~/gatekeypairs · about · privacy · terms

about

about this channel and the person making it.

why

I've been writing backend code for over a decade. I use cryptography every day — signed commits, SSH into prod, mTLS between services, PGP for the one team chat that still insists on it — and for years I ran on vibes. The tools mostly worked. I mostly didn't have to know.

Then at some point in the middle of a 2 AM cert-rotation, I realized I couldn't explain why our root CA was self-signed and that was fine, but a self-signed leaf cert wasn't. I went looking for a clean, 30-second answer and found either RFCs or marketing pages. Nothing in between.

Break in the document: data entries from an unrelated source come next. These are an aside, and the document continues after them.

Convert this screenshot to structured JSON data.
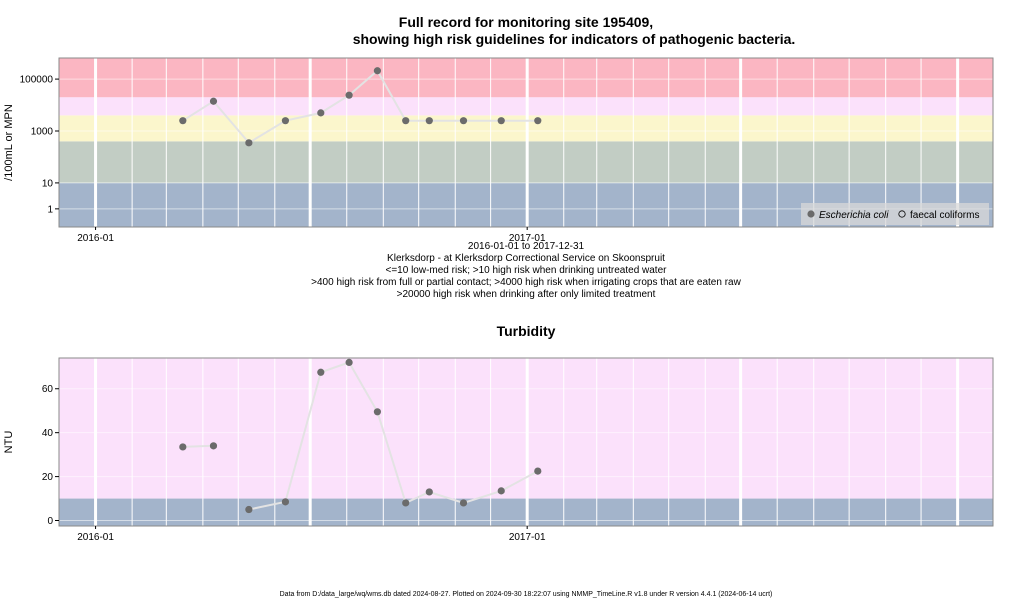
{
  "chart_data": [
    {
      "type": "scatter",
      "title_line1": "Full record for monitoring site 195409,",
      "title_line2": "showing high risk guidelines for indicators of pathogenic bacteria.",
      "ylabel": "/100mL or MPN",
      "y_scale": "log",
      "ylim": [
        0.2,
        650000
      ],
      "xlim": [
        "2015-12-01",
        "2018-01-31"
      ],
      "x_ticks": [
        {
          "date": "2016-01-01",
          "label": "2016-01",
          "label_shown": true
        },
        {
          "date": "2017-01-01",
          "label": "2017-01",
          "label_shown": true
        }
      ],
      "y_ticks": [
        {
          "value": 1,
          "label": "1"
        },
        {
          "value": 10,
          "label": "10"
        },
        {
          "value": 1000,
          "label": "1000"
        },
        {
          "value": 100000,
          "label": "100000"
        }
      ],
      "bands": [
        {
          "from": 0.2,
          "to": 10,
          "color": "#a3b4cb"
        },
        {
          "from": 10,
          "to": 400,
          "color": "#c2cdc4"
        },
        {
          "from": 400,
          "to": 4000,
          "color": "#fbf6cc"
        },
        {
          "from": 4000,
          "to": 20000,
          "color": "#fbe1fb"
        },
        {
          "from": 20000,
          "to": 650000,
          "color": "#fbb6c2"
        }
      ],
      "grid": true,
      "legend_position": "bottom-right",
      "series": [
        {
          "name": "Escherichia coli",
          "marker": "filled-circle",
          "color": "#6b6b6b",
          "line_color": "#e3e3e3",
          "x": [
            "2016-03-15",
            "2016-04-10",
            "2016-05-10",
            "2016-06-10",
            "2016-07-10",
            "2016-08-03",
            "2016-08-27",
            "2016-09-20",
            "2016-10-10",
            "2016-11-08",
            "2016-12-10",
            "2017-01-10"
          ],
          "y": [
            2500,
            14000,
            350,
            2500,
            5000,
            24000,
            210000,
            2500,
            2500,
            2500,
            2500,
            2500
          ]
        },
        {
          "name": "faecal coliforms",
          "marker": "open-circle",
          "color": "#000000",
          "x": [],
          "y": []
        }
      ],
      "annotations": [
        "2016-01-01 to 2017-12-31",
        "Klerksdorp - at Klerksdorp Correctional Service on Skoonspruit",
        "<=10 low-med risk; >10 high risk when drinking untreated water",
        ">400 high risk from full or partial contact; >4000 high risk when irrigating crops that are eaten raw",
        ">20000 high risk when drinking after only limited treatment"
      ]
    },
    {
      "type": "scatter",
      "title": "Turbidity",
      "ylabel": "NTU",
      "ylim": [
        -2.5,
        74
      ],
      "xlim": [
        "2015-12-01",
        "2018-01-31"
      ],
      "x_ticks": [
        {
          "date": "2016-01-01",
          "label": "2016-01",
          "label_shown": true
        },
        {
          "date": "2017-01-01",
          "label": "2017-01",
          "label_shown": true
        }
      ],
      "y_ticks": [
        {
          "value": 0,
          "label": "0"
        },
        {
          "value": 20,
          "label": "20"
        },
        {
          "value": 40,
          "label": "40"
        },
        {
          "value": 60,
          "label": "60"
        }
      ],
      "bands": [
        {
          "from": -2.5,
          "to": 10,
          "color": "#a3b4cb"
        },
        {
          "from": 10,
          "to": 74,
          "color": "#fbe1fb"
        }
      ],
      "grid": true,
      "series": [
        {
          "name": "Turbidity",
          "marker": "filled-circle",
          "color": "#6b6b6b",
          "line_color": "#e3e3e3",
          "x": [
            "2016-03-15",
            "2016-04-10",
            "2016-05-10",
            "2016-06-10",
            "2016-07-10",
            "2016-08-03",
            "2016-08-27",
            "2016-09-20",
            "2016-10-10",
            "2016-11-08",
            "2016-12-10",
            "2017-01-10"
          ],
          "y": [
            33.5,
            34,
            5,
            8.5,
            67.5,
            72,
            49.5,
            8,
            13,
            8,
            13.5,
            22.5
          ],
          "segments": [
            [
              0,
              1
            ],
            [
              2,
              11
            ]
          ]
        }
      ]
    }
  ],
  "footer": "Data from D:/data_large/wq/wms.db dated 2024-08-27. Plotted on 2024-09-30 18:22:07 using NMMP_TimeLine.R v1.8 under R version 4.4.1 (2024-06-14 ucrt)"
}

gatekeypairs is that in-between. One claim per clip. The thing a senior engineer would tell you while waiting for a deploy to finish.

format

Every clip follows the same shape:

# clip recipe
def clip():
    hook   = "one surprising claim"
    body   = "the mechanism that makes it true"
    payoff = "why you, the working dev, care"
    return 25 <= len(spoken) <= 35  # seconds

Scripts are drafted with help from Claude (Anthropic), narrated with Inworld TTS, captioned via Whisper, b-roll pulled from Pexels. The technical content is human-reviewed before publish — if something's wrong in a clip, it's wrong because I missed it, not because a model invented it.

The publish toolchain is open-source-ish, in the sense that I built it for this and might write it up later. Nothing about the technical claims depends on which tools render the clip.

corrections

Cryptography is one of those domains where being approximately right is being wrong. If you see a claim in a clip that's incorrect, misleading, or missing context that changes the conclusion, write to team@gatekeypairs.com. I'll either fix the script and re-post or pin a correction on the clip.

Corrections are public-by-default unless you ask otherwise. That feels like the right norm for a technical channel.

not affiliated

This channel isn't affiliated with any company, vendor, certificate authority, or standards body. No sponsorships. No referral links. If a clip names a tool, it's because the tool is the cleanest example, not because anyone paid for the placement.